Understanding Storage Performance
No matter what storage technology you're looking at, the benchmarks that size them up are usually framed by words like IOPS, MB/s, queue depths, transfer sizes, and seek distance.
IOPS and Throughput
The term IOPS stands for input/output operations per second, and it’s a common measurement unit used to evaluate computer storage devices. While the acronym sounds fancy, it isn’t. An input operation is just a way of identifying an individual write access (output is read).
If a benchmark isn’t presenting results in IOPS, the other likely candidate is MB/s (throughput). These two units have a direct relationship, as average transfer size * IOPS = MB/s.
However, most workloads are a mixture of different transfer sizes, which is why the storage ninjas in IT prefer IOPS. It reflects the number of operations that occur per second, regardless of size and seek distance. If a benchmark only tests a single transfer size, you can use the formula to easily convert between the two units.
Queue Depth
Queue depth refers to the number of outstanding access operations. In the picture above, each solid line represents one disk operation, which can be either a read or write. Because three operations overlap in the same period, there’s a queue depth of three.
This affects how storage benchmarks are presented. When we benchmark SATA-based disk drives, we use AHCI mode to enable Native Command Queuing support, which lets the drive optimize the order in which outstanding commands are addressed. Of course, when it comes to spinning media, there's a limit to the benefit of a feature like that. Consequently, most hard drives (especially on the desktop) are tested at lower queue depths.
SSDs are different, though. They're built using multiple NAND flash channels attached to a controller, and maximizing the utilization of each channel requires high queue depths. Otherwise, performance isn't nearly as impressive as it's often presented by SSD manufacturers. As such, review sites have gotten into a bad habit of following suit, which is why you see solid-state drives benchmarked with queue depths of 32 (despite the fact that you'd likely never see a queue depth that high).
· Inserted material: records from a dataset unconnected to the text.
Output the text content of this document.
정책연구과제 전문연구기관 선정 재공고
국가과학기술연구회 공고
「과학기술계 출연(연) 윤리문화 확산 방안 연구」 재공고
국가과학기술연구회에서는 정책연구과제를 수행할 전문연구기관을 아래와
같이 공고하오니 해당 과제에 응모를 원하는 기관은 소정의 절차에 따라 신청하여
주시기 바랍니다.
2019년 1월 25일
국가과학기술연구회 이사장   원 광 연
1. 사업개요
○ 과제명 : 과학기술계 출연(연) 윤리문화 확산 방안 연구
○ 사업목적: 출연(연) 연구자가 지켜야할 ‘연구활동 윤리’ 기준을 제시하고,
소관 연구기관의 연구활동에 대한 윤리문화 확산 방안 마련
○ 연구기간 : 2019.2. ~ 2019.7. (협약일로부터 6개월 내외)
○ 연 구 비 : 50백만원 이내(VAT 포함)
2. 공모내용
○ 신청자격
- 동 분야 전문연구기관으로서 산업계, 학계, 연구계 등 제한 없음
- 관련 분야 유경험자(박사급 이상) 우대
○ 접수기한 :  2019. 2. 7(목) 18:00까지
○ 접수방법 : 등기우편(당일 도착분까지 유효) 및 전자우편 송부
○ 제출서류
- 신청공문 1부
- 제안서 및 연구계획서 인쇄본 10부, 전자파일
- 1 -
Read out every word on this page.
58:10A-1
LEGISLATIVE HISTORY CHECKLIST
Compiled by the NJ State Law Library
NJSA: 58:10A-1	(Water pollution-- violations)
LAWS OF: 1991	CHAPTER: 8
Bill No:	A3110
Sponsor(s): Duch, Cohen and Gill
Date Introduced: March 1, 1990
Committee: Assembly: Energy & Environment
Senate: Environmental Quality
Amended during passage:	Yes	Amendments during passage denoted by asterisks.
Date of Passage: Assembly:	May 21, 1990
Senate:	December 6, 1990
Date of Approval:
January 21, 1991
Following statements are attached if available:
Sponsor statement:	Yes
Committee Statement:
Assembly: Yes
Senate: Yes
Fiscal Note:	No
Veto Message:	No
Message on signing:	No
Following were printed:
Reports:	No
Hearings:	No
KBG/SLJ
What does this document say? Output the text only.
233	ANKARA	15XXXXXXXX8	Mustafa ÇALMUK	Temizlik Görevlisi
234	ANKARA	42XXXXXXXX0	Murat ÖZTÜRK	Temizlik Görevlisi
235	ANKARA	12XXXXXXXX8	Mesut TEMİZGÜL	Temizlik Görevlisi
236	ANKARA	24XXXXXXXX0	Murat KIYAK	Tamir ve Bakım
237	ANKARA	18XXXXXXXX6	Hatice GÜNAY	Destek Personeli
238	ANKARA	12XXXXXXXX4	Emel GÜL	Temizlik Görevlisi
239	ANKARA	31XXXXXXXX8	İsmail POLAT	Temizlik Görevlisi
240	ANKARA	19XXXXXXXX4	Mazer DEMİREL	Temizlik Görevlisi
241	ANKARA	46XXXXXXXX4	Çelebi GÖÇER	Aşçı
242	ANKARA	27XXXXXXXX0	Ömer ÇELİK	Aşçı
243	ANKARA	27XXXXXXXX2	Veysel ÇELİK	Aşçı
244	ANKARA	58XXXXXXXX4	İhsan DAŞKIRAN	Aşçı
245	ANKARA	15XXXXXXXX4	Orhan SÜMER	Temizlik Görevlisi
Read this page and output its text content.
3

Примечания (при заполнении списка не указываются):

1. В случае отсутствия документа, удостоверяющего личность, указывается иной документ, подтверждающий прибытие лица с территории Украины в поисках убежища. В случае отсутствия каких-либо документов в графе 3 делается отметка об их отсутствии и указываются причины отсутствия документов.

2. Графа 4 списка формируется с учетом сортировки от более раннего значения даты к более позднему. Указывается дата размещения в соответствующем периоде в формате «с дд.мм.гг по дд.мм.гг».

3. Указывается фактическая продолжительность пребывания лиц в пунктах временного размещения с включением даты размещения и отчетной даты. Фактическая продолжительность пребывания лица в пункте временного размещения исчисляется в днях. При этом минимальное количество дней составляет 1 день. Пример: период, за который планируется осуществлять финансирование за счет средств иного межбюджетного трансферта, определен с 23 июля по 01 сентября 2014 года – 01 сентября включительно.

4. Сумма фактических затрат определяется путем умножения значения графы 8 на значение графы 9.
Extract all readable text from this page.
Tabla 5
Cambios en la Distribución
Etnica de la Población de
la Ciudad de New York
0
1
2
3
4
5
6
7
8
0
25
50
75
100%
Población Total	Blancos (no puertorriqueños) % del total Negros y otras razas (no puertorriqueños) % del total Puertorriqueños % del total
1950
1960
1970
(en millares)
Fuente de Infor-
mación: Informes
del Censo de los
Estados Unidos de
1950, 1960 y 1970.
If you want the most realistic representation of an SSD versus a hard drive, you have to test in a way that reflects real-world use.
Transfer Sizes
At the physical level, each NAND die consists of a number of blocks, which, in turn, consist of a certain number of pages. Pages are the basic units used for read and write operations. But they can't be erased individually. In order to erase the data on a page, the information in its entire block must be erased. Any valid data that still exists on neighboring pages must then be rewritten.
Architecturally, that's very much different from a hard drive, which know exactly where blocks of data are located by means of logical block addressing. Operating systems expect that integer-based system. Understandably, SSDs require a workaround just to live in a world where magnetic storage came first.
Solid-state drive employ what's called a flash translation layer to map the sectors Windows or OS X are designed to address into a physical location on the SSD's array of NAND memory. Firmware plays a major role in this process, and it's consequently shrouded in secrecy. Intel, Marvell, and SandForce all use page-level mapping in their respective controllers, but remain quiet on the specifics. Naturally, there are multiple ways to implement this functionality, and that's one reason you see differences in SSD performance.
Seek Distance
Seek distance determines if your disk access is sequential or random. In a conventional hard drive, random accesses occur when the hard drive accesses non-adjacent sectors. They're referred to as random because the data is scattered across multiple sectors. And when you're talking about a spinning disk, it's obviously going to be more difficult to fetch information distributed across the medium than in a sequential track. The time it takes a hard drive's read/write head to move to where it needs to go is known as seek time, which is really what limits random performance. The greater the distance between requested sectors, the longer the seek time. Typically, you can expect to see less than 5 MB/s of random throughput on a hard drive moving 4 KB blocks with a queue depth of one.
Of course, if data is written across adjacent sectors, giving you zero seek distance, the head doesn’t have to move at all. That results in a sequential transfer representative of the way movies and large images gets stored. The difference between random and sequential transfers is significant enough that we often see hard drives able to push sequential transfers in excess of 150 MB/s. That's why playing a high-bitrate movie from a hard drive doesn't leave you with a stuttering mess. That same film, stored randomly across the disk, wouldn't be nearly as enjoyable to watch.
SSD specifications don't list a seek time because they don't have physical read/write heads that move around, incurring latency. As with hard drives, sequential data on an SSD is stored adjacently (in pages, rather than sectors). But random data is handled slightly differently by each SSD architecture. This is where the firmware plays another role in affecting performance. Over time, even through you're writing data randomly to different sectors at the operating system level, an SSD's FTL can reorganize data in the drive's NAND, turning what might have been a random access into a sequential one.